Movies & TV / News
Film Icon Kirk Douglas Passes Away at 103

The film world has lost one of its biggest icons, as the legendary Kirk Douglas has passed away. Michael Douglas posted to his Instagram account to announce that his father, who starred in such films as Spartacus, Paths of Glory, and The Bad and the Beautiful, passed on Wednesday. He was 103 years old.
Kirk Douglas was one of the final surviving stars of the Golden Age of Hollywood, with a lengthy film career that spanned from 1946’s The Strange Love of Martha Ivers to 2008’s Empire State Building Murders. In between that time he established himself as one of the leading legends of the silver screen, with three Academy Award nominations for Best Actor (Champion, The Bad and the Beautiful, Lust for Life, an honorary Oscar in 1996 and a litany of other awards.

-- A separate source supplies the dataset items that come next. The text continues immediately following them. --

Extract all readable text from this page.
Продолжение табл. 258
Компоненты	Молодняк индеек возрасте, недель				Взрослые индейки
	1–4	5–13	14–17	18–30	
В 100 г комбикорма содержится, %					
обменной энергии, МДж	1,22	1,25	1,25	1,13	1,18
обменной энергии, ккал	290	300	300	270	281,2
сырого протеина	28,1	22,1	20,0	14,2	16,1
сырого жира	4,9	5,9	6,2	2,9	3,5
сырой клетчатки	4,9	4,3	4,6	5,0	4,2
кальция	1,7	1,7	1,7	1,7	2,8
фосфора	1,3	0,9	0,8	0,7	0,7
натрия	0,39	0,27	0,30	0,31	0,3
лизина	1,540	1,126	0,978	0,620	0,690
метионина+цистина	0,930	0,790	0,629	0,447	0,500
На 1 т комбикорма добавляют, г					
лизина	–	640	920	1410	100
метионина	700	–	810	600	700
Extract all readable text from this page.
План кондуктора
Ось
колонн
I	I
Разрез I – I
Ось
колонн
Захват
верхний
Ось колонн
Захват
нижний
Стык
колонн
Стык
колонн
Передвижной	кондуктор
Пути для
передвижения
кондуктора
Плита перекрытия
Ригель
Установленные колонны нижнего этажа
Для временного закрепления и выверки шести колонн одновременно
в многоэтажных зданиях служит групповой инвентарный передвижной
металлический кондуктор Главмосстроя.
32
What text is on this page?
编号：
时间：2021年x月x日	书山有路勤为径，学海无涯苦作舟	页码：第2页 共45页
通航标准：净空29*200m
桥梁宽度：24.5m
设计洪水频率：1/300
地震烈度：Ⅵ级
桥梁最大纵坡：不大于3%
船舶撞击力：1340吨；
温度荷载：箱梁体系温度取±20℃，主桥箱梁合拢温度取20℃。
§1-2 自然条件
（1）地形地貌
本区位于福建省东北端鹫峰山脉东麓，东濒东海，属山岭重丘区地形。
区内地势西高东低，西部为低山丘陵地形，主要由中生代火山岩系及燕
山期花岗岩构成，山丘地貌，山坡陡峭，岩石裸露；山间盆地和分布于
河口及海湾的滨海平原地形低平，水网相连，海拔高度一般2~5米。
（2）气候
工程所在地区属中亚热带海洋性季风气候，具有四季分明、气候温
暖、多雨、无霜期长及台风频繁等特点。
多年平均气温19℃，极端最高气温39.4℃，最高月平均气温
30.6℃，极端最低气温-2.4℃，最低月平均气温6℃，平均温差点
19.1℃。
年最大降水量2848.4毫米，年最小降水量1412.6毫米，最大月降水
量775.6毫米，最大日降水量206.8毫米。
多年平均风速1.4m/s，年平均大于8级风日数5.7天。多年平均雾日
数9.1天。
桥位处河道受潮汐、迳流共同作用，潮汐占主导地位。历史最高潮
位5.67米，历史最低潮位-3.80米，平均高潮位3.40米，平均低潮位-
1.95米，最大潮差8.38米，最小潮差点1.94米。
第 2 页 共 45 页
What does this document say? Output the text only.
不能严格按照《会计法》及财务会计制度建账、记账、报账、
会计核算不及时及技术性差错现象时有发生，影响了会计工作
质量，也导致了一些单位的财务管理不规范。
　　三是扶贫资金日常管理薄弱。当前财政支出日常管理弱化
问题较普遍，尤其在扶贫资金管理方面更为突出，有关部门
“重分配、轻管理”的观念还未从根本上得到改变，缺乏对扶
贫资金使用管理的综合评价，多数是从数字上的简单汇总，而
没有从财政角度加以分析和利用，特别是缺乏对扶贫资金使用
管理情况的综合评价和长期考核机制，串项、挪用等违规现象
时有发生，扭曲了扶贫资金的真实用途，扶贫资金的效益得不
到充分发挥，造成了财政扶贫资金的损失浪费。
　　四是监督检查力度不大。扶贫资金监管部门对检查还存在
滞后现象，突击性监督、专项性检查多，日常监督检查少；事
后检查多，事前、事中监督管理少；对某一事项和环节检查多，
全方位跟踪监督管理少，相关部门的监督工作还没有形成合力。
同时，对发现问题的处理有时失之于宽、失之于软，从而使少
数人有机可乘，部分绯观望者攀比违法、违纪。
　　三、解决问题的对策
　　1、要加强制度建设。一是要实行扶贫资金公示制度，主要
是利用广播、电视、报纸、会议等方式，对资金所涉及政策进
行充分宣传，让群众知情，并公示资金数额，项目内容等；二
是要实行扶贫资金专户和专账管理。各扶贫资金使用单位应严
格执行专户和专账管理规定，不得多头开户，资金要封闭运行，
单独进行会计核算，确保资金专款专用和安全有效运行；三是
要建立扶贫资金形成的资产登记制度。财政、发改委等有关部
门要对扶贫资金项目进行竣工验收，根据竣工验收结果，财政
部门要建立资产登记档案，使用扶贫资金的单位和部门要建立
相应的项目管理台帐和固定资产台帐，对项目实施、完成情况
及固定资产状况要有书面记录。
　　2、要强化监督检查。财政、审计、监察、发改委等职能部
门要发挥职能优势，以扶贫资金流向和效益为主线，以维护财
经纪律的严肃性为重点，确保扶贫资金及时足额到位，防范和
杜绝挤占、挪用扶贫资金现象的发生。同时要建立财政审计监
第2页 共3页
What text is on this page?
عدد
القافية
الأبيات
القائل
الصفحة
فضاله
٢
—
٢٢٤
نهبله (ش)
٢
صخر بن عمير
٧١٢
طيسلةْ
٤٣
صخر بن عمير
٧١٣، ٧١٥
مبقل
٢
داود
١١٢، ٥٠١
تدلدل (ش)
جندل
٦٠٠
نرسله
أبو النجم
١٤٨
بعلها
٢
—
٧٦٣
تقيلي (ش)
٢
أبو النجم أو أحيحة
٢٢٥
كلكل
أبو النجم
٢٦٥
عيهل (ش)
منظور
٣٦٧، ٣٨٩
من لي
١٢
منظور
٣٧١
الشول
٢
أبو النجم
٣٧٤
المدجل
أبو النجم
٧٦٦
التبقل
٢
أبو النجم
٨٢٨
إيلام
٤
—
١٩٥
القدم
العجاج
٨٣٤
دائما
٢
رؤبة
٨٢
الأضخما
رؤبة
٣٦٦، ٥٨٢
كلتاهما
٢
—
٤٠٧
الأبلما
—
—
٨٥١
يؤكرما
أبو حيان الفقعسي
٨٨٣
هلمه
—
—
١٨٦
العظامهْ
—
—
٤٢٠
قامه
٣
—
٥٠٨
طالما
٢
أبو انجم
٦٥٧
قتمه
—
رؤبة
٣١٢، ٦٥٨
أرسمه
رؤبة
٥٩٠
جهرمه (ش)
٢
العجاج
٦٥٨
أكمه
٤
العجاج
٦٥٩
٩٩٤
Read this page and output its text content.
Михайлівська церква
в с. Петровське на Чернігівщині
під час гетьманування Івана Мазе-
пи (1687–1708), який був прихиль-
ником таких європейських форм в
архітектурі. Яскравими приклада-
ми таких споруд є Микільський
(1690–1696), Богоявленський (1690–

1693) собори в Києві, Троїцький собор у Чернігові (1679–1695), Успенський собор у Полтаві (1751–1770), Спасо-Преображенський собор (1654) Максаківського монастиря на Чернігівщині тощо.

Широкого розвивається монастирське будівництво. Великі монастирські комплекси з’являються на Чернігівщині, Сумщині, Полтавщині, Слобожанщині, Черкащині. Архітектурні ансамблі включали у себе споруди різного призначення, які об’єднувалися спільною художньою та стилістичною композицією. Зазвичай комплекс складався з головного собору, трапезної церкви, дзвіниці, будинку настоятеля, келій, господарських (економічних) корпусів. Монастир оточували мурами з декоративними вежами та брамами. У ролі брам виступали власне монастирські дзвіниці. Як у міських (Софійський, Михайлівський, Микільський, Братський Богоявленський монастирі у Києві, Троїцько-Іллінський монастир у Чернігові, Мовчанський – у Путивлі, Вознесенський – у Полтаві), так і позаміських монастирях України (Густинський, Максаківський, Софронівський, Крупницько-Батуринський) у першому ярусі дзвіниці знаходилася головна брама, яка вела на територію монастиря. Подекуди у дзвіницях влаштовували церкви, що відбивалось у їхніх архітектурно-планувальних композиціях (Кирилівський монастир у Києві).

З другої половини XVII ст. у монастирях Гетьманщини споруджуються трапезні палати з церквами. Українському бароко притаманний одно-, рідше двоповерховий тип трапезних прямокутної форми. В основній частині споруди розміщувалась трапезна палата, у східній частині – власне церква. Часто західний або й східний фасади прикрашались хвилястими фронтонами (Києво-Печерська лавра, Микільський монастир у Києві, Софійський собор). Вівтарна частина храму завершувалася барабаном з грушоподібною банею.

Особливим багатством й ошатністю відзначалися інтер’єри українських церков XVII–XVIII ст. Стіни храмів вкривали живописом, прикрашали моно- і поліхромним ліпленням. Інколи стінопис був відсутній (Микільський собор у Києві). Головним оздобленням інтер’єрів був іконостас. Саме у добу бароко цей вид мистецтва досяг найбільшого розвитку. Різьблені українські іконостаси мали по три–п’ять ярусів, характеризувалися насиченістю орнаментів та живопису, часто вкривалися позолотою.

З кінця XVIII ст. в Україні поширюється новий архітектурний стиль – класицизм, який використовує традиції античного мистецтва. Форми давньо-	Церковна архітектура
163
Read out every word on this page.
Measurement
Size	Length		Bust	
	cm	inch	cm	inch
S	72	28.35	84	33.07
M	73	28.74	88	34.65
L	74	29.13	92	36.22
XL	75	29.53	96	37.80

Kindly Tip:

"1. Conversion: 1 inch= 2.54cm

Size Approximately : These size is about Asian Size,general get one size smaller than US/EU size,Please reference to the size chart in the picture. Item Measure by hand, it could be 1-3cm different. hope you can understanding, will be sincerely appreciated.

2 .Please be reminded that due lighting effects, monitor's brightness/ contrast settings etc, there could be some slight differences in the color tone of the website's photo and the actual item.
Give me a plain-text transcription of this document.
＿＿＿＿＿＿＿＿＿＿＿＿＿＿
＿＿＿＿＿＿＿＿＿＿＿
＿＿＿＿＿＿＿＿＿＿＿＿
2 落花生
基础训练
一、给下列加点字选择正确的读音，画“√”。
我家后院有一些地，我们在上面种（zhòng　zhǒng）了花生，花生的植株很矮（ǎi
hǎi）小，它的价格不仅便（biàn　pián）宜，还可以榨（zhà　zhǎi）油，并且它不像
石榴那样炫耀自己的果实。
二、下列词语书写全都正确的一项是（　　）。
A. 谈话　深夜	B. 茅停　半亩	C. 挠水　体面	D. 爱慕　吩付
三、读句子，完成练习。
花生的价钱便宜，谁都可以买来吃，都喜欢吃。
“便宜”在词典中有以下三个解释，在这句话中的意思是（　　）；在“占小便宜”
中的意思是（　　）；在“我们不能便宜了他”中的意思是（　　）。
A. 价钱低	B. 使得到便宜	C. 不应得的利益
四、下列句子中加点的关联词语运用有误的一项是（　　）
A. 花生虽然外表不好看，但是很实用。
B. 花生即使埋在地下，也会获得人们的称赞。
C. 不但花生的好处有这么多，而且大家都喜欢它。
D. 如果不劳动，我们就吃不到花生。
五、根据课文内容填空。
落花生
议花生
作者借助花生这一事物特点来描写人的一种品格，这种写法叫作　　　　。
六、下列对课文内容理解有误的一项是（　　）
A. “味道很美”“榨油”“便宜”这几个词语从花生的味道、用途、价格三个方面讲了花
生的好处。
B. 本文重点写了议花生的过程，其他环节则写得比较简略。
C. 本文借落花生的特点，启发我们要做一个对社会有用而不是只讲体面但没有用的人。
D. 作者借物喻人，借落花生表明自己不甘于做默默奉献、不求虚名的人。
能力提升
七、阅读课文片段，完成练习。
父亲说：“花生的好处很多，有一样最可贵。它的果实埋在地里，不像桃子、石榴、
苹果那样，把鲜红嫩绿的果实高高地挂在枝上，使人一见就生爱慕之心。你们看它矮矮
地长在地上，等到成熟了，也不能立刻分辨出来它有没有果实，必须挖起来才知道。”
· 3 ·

Douglas first found stardom in that first Oscar-nominated role, 1949’s Champion. That film set the stage for how the actor would be known on the screen, while off-screen he would be famous as a man who bucked the system. He broke his contract with Warner Bros. to establish his own production company, Bryna Productions, in 1955. He would become a major star in the 1950s and 1960s with roles in films like the aforemention Bad and the Beautiful, Lust For Life, Detective Story, 20,000 Leagues Under the Sea, and the anti-war film Paths of Glory.
His most famous role was 1960’s Spartacus, another film that showed his willingness to stand up to the institutions of power to do what he felt was right. Douglas publicly announced that Spartacus was written by Dalton Trumbo, who was blacklisted at the time due to Joe McCarthy’s House of Un-American Activities Commission (HUAC) hearings. The move was incredibly controversial but helped to break the Hollywood blacklist. Douglas would go on to produce and star in the classics Lonely Are the Brave in 1962 and Seven Days in May in 1964.
Not one to go quietly as he grew older, Douglas remained prolific in his later years with almost forty credits to his name from 1970 to 2008. He also became known as a philanthropist, donating to many charitable causes. He was a published author with ten novels and memoirs to his name, and earned both the Presidental Medal of Freedom and American Award, among other honors, for his humanitarian efforts.
Douglas is survived by his sons Michael (a legendary actor in his own right) Joel, and Peter, as well as his second wife Anne Buydens.
On behalf of 411, our condolences to the family, friends and many, many fans of Mr. Douglas. The film world would not even be close to the same without him.